No es sábado por la noche, es lunes: lunes 10 de septiembre del año 2001. Al día siguiente, martes 11 de septiembre, se levantan tardísimo, y por la tarde se ven obligados a suspender el paseo y quedarse en casa estremecidos, mirando los noticiarios especiales de la televisión.
* * *
Ya instalado el sistema de calefacción en Calabrava, todavía tienen dos semanas de margen para repintar el apartamento antes del viaje a París, previsto para mediados de noviembre. Han pedido presupuesto a un operario, que les advierte además que no podría empezar el trabajo antes del mes de diciembre.
—¿Qué te parece? —pregunta Mercedes cuando el operario se ha marchado dejando una tarjeta con su teléfono.
—Carísimo. ¿Sabes qué estoy pensando?
—Qué.
—Que vale lo mismo pintar el apartamento que pasar una noche en la suite presidencial del Ritz en París. Venía la tarifa en los folletos.

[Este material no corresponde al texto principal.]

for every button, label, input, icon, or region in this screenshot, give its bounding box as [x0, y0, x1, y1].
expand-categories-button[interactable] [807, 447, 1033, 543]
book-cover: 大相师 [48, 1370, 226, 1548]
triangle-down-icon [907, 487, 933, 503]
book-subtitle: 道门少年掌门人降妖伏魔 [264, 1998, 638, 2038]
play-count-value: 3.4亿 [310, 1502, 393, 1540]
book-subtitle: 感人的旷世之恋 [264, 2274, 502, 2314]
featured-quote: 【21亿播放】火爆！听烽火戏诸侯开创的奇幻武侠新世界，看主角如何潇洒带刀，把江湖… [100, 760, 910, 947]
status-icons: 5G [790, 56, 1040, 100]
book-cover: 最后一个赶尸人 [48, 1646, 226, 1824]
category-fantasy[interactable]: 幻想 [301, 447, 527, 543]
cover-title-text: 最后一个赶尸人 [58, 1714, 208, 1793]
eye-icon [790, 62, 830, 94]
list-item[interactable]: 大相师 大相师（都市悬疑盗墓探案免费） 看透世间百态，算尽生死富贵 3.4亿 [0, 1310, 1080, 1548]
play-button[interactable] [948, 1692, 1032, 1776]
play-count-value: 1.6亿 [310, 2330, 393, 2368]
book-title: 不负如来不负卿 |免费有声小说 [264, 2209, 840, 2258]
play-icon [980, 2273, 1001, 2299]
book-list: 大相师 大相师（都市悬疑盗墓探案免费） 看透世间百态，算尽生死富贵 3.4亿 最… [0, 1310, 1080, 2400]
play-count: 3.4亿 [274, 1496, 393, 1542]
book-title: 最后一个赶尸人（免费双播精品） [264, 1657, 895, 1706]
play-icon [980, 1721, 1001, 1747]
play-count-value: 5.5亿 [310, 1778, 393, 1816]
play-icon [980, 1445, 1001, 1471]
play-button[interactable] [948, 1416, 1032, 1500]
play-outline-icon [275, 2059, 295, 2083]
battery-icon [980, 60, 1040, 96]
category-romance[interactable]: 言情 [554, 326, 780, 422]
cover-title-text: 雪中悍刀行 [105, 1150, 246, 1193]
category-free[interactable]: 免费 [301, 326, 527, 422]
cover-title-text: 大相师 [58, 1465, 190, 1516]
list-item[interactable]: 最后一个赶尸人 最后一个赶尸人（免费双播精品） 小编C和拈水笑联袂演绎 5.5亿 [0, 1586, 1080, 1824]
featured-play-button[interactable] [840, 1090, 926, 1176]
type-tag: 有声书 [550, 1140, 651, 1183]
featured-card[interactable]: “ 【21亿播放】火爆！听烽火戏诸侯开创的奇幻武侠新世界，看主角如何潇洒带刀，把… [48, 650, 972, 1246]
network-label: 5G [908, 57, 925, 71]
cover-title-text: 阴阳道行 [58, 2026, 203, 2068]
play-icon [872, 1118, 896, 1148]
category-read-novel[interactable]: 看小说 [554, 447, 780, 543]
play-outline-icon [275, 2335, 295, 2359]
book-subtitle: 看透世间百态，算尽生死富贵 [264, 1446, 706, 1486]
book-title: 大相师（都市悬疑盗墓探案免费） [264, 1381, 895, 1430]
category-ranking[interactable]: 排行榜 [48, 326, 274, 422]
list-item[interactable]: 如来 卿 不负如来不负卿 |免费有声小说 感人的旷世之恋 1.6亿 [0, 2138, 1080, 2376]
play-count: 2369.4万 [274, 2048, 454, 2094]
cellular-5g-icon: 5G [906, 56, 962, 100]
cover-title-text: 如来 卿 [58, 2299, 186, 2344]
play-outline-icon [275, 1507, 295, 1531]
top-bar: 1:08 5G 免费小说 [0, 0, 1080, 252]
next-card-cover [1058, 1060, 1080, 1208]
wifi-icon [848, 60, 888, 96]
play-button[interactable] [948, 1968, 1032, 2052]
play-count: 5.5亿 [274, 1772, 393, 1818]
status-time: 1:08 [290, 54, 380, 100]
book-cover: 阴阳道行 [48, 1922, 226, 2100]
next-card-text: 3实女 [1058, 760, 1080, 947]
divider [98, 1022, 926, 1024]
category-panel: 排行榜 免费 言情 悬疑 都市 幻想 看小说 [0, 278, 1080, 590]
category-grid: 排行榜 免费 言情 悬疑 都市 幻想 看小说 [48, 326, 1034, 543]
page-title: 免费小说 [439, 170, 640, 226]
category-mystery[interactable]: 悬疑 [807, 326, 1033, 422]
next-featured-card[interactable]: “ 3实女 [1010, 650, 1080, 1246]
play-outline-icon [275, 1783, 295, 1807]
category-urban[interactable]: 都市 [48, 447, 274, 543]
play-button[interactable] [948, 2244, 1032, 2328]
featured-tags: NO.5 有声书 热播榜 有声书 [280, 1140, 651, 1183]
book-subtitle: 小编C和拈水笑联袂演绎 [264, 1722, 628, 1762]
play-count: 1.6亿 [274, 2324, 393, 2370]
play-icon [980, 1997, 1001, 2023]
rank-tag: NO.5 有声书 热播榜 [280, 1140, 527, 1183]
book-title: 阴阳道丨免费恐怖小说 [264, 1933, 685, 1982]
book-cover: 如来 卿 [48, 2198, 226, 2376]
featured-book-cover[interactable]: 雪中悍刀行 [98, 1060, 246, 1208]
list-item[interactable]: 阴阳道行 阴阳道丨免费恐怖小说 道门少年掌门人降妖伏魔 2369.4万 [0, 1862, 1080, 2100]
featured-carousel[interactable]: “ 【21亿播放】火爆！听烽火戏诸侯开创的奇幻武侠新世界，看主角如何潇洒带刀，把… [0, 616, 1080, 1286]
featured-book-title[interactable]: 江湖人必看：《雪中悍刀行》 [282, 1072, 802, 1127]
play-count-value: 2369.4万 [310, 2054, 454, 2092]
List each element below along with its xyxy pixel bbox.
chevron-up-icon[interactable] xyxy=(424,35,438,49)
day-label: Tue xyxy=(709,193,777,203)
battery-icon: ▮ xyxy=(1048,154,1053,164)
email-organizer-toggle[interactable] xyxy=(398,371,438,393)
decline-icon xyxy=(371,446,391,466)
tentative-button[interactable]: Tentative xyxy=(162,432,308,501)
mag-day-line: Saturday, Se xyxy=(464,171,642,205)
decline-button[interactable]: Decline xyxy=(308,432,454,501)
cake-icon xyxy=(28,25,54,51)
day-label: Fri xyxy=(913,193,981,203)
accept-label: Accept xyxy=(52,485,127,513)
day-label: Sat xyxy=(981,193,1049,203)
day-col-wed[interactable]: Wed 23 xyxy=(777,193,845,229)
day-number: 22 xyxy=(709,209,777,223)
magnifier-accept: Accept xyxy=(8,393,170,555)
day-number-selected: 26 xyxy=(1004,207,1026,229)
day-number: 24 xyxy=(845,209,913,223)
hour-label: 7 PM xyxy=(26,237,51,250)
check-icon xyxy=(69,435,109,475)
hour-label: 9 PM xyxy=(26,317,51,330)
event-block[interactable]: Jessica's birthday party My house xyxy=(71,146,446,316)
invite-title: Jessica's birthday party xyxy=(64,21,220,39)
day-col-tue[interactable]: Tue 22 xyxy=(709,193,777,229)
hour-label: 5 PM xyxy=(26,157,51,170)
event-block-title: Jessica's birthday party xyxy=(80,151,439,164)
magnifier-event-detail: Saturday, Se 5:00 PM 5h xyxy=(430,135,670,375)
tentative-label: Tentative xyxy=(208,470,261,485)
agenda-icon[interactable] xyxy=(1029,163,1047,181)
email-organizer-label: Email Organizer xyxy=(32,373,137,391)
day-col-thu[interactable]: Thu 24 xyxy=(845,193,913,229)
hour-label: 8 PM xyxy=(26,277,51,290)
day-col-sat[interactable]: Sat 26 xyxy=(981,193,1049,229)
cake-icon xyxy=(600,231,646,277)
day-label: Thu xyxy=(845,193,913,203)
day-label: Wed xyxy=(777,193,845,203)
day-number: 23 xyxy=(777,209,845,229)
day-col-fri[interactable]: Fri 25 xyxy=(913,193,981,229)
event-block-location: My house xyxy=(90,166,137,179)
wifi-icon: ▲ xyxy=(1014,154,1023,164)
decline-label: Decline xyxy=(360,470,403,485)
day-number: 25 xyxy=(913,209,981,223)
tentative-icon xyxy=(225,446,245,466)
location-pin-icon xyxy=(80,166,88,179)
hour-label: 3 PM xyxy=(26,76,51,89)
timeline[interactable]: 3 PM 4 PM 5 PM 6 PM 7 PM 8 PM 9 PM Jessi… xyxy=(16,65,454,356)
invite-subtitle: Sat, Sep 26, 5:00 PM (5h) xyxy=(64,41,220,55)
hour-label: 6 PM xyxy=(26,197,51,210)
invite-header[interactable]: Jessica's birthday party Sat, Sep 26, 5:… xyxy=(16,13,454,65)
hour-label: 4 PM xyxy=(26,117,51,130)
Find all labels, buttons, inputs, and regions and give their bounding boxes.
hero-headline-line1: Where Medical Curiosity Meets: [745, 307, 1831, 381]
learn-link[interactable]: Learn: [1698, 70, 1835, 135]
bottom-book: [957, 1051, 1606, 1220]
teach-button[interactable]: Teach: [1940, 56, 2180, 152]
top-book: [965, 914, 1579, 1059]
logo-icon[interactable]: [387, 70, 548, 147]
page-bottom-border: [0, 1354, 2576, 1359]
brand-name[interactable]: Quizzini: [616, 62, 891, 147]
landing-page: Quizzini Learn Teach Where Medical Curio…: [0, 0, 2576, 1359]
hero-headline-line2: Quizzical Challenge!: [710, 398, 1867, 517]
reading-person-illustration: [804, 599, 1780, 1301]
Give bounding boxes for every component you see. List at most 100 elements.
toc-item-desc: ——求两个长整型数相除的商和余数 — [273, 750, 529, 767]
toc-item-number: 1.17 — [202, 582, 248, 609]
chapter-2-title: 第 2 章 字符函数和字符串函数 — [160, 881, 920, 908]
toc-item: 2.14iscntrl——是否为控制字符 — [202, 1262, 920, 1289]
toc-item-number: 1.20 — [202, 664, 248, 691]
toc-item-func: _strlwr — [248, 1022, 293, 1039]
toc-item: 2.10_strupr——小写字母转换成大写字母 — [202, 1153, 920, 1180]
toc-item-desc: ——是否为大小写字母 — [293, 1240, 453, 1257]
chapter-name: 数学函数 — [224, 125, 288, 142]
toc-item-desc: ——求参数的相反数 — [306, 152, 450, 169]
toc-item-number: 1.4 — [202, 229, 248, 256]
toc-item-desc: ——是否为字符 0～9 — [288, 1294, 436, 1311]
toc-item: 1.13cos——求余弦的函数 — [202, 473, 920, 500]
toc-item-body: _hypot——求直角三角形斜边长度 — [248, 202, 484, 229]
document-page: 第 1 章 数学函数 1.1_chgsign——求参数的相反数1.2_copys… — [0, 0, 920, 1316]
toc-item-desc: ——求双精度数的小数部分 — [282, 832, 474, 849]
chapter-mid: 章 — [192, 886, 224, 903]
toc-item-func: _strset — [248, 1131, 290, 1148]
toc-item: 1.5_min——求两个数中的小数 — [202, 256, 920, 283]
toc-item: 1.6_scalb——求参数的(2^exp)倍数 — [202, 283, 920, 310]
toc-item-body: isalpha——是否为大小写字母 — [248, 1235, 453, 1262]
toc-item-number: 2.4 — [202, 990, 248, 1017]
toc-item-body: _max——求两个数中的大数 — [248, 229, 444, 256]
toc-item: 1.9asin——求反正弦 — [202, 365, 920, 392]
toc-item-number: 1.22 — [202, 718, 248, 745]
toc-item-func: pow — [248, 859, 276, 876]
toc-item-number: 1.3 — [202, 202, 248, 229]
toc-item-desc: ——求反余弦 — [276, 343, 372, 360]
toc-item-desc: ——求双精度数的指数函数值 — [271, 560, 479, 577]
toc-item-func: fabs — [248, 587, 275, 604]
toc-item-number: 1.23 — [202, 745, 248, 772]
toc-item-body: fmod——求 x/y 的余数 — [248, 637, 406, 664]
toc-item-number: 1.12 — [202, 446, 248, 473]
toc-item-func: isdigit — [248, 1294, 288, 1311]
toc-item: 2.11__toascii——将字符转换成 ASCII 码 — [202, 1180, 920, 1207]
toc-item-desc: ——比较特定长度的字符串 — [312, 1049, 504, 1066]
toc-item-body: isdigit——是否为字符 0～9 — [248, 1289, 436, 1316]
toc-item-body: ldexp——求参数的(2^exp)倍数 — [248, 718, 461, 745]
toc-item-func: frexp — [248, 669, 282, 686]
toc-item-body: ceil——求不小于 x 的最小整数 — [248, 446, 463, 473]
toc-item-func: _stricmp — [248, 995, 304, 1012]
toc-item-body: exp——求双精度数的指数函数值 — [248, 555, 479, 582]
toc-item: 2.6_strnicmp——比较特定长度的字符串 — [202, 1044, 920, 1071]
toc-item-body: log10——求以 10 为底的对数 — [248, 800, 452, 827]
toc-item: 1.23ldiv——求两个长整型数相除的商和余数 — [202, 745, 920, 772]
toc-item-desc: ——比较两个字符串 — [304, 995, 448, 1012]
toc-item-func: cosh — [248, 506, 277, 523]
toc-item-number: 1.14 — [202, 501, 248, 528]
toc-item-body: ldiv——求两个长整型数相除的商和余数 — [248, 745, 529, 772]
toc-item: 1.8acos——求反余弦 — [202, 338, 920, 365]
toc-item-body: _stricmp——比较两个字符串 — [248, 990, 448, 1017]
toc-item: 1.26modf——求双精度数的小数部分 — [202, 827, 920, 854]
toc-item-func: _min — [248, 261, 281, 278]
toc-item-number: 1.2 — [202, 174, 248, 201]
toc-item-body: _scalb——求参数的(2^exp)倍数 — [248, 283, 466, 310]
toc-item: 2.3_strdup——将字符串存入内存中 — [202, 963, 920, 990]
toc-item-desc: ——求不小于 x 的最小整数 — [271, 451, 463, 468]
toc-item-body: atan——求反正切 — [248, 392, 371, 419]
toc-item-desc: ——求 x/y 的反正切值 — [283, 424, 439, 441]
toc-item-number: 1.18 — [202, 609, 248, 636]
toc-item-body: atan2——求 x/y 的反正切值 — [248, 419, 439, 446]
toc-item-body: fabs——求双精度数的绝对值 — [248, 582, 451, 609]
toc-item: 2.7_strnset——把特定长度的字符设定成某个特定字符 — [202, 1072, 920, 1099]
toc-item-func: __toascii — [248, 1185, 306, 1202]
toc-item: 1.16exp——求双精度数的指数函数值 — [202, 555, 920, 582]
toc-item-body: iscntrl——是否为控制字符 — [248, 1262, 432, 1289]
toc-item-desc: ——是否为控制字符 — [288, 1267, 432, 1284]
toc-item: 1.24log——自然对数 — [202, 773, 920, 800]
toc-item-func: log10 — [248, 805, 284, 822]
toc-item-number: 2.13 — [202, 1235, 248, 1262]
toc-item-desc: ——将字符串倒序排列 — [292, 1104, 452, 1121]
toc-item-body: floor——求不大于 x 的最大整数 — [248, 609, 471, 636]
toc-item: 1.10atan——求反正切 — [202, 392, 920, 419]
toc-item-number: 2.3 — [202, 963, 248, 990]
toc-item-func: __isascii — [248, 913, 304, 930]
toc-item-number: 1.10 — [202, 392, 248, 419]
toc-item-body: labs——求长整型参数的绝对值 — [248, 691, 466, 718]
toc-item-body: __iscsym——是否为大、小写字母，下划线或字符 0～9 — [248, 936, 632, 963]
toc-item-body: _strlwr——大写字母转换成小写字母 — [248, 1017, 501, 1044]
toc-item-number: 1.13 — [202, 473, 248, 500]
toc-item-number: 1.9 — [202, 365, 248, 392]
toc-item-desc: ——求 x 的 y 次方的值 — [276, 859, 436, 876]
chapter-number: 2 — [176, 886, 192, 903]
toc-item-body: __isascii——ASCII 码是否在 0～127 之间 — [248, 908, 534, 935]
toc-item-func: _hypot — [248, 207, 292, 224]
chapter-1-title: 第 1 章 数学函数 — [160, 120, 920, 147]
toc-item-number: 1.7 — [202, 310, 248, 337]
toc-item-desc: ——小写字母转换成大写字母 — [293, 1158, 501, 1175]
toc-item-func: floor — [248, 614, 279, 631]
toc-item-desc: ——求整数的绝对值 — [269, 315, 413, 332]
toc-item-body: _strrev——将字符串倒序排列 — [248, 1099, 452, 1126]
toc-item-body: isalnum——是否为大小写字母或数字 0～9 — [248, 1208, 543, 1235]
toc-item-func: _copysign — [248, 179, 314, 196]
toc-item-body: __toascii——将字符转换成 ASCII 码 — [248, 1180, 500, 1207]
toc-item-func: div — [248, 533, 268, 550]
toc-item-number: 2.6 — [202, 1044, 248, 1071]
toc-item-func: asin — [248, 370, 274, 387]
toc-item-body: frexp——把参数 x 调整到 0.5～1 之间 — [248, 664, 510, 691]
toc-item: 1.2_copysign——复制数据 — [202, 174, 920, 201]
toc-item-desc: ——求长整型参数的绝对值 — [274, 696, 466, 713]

—Y qué quieres decir con eso...
—Pues que con ese dinero podríamos pasar allí la última noche del viaje, como si estuviéramos de luna de miel...
—Oye, ¿cuántas lunas de miel quieres tener tú?
—Pues, no sé... ¿una cada dos o tres meses?
—¿Y serías capaz de gastar ese dinero en una noche de hotel, por mucha suite presidencial que sea?
—Si pintara yo el apartamento sería como si nos saliera gratis..., ¿no?
—Menuda forma de hacer las cuentas... Además ¿tú crees que podrías pintar todo el piso?, mira que ya no estás acostumbrado al trabajo físico...
—¿Tienes algo que objetar a mi estado de forma?
—No seas tonto...
—Venga, no me digas que no te gustaría dormir allí como una reina..., si se te caía la baba con las fotos del cuarto de baño...
—Eso no es para nosotros...
—Vale, mirémoslo de otra manera. En vez de encargarle pintar a ese señor, ¿no me lo encargarías a mí si te cobrara lo mismo? A él le sobra el trabajo, ya lo has oído, y en cambio a mí me vendría bien ganarme un extra.